How resilient is the UK consumer amidst a difficult backdrop?

London Economics team

Overall, UK consumer confidence has improved despite challenging inflation and labour market conditions.

 

The splurge of UK economic data released this week has sent mixed signals as to how the economy is faring in the face of challenging international and domestic conditions. Some data have suggested that cracks in the economy are forming (such as the labour market data and yesterday’s PMIs), while other releases have been more resilient. Adding to the picture this morning was GfK consumer confidence, retail sales and public finance data. We will take each release in turn.
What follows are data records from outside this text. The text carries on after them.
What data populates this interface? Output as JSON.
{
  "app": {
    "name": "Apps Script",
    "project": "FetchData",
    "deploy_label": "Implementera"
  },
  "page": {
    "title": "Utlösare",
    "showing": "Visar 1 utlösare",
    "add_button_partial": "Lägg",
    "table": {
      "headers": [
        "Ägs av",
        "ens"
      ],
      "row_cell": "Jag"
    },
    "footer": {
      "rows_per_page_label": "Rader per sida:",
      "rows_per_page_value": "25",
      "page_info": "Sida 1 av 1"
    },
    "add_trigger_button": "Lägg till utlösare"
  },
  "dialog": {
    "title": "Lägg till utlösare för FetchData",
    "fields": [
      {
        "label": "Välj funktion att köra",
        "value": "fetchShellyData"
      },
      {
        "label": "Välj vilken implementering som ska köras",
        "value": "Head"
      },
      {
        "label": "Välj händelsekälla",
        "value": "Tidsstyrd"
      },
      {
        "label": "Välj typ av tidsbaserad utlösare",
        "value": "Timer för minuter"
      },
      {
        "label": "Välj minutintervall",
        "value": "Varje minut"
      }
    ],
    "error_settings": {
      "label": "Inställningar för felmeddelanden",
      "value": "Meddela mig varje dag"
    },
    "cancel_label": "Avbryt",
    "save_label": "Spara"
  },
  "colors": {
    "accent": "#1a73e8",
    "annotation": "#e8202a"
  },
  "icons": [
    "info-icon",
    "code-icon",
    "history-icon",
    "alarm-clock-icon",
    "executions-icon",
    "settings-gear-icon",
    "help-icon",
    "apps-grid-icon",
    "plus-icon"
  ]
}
Starting with retail sales, on the face of it, the headline figure for April looked soft. Indeed, sales volumes dropped by 1.3% on the month, a larger fall than consensus estimates which looked for a 0.6% decline (Investec: -1.2%). But the majority of the weakness in the headline figure was due to a 10.2% plunge in fuel sales (on the volume measure, so not accounting for price changes).
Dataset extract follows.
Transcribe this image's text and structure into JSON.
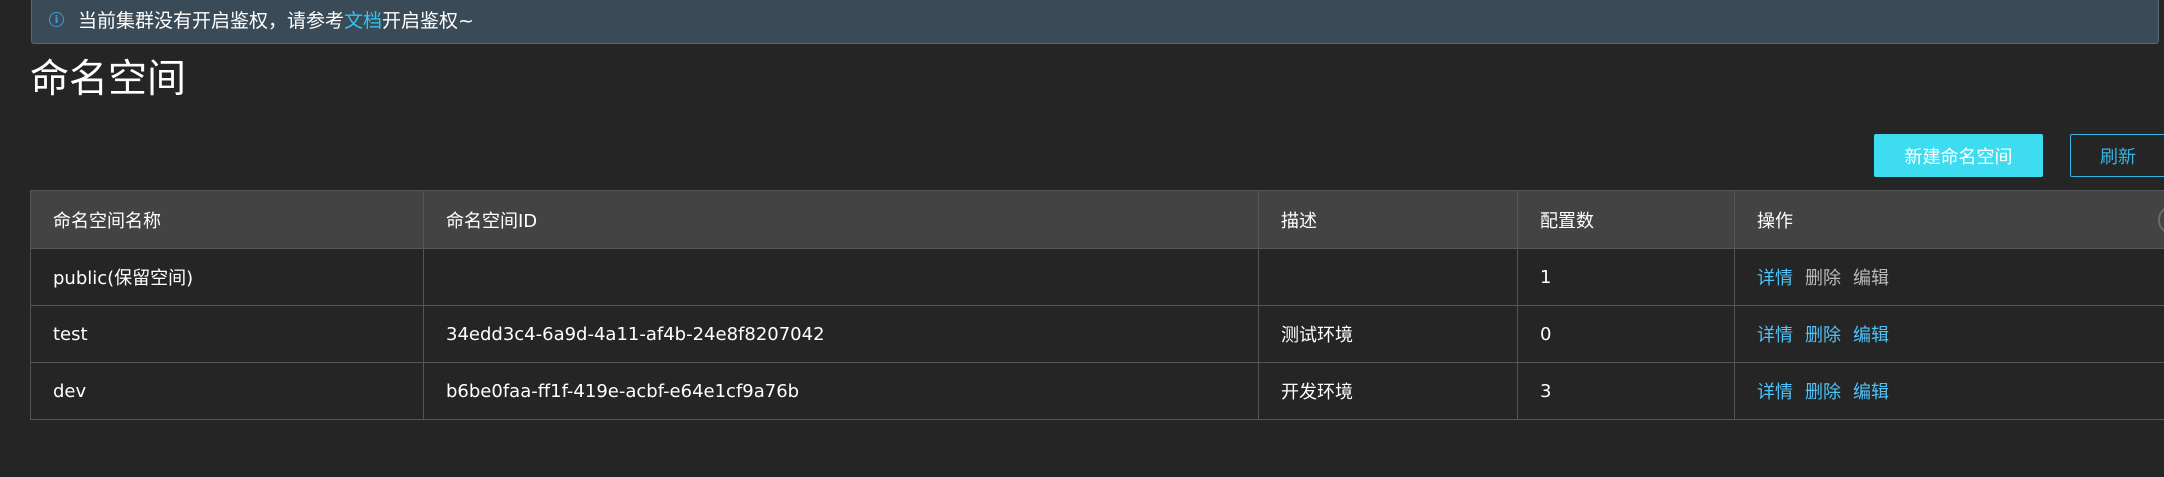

This should however be viewed in the context of a 6.7% increase last month, as fears of shortages drove extra activity at the forecourts. This can explain part of the subsequent weakness in April, but the report did also note that there has also been a behavioural change with motorists having made fewer journeys due to the high price of fuel.

When we exclude fuel sales though the picture looks much more encouraging for retailers. Although sales volumes were still down 0.4%, considering the backdrop retailers were likely braced for far worse. A big contributor to the fall in non-fuel sales was clothing stores, which saw sales volumes decline by 2.4% in April, with retailers attributing the weakness to variable weather conditions, as well as increased consumer price sensitivity.

 

Ellie Henderson
Ellie Henderson, Economist, Investec

This overall improvement in sentiment comes despite the warnings over supply shortages due to the ongoing closure of the Strait of Hormuz, and political instability at home.

 

Looking ahead to May retailers might be comforted by an improvement in consumer sentiment as per the GfK consumer confidence measure – although we would note the readthrough from sentiment indicators to activity can often be shaky. Nevertheless, consumer confidence actually rose in May, defying consensus and our own expectation for a further deterioration.
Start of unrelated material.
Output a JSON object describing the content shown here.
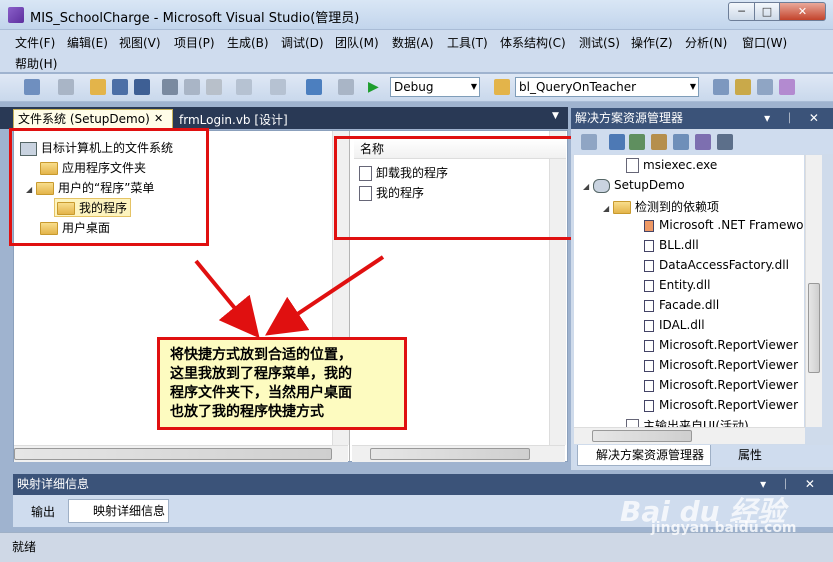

Indeed, the headline measure picked up two points to -23 (consensus: -28, Investec -30), with four out of the five sub measures rising. Furthermore, the savings index, which does not feed into the overall index but is an indication as to how nervous consumers are fell by a whopping ten points to +22, reaching similar levels as was recorded before the conflict in Iran.

This overall improvement in sentiment comes despite the warnings over supply shortages due to the ongoing closure of the Strait of Hormuz, and political instability at home.

Lastly, to finish off the flurry of UK data releases this morning, we also had public sector net borrowing figures for April. These showed net borrowing of £24.3bn on the PSNBx measure, greater than consensus estimates of £20.9bn (Investec: £21.1bn), and the OBR's forecast of £20.9bn. This was £4.9bn more than in April of last year, with inflation once again a culprit behind the larger government spend (central government expenditure was £6.2bn higher on the year).

The fact that in the first month of the new fiscal year the borrowing figures are already overshooting the OBR’s forecast does not bode well for the Chancellor, particularly as she has just announced a new support package which scraps the planned 5p fuel duty rise, at an estimated cost of £2.4bn a year. However the PSNBx figures can be prone to heavy revisions – indeed, in this release the estimate of borrowing over the 2025/26 FY was revised down by £3.0bn – so we will reserve judgement on the health of the public finances this fiscal year for now.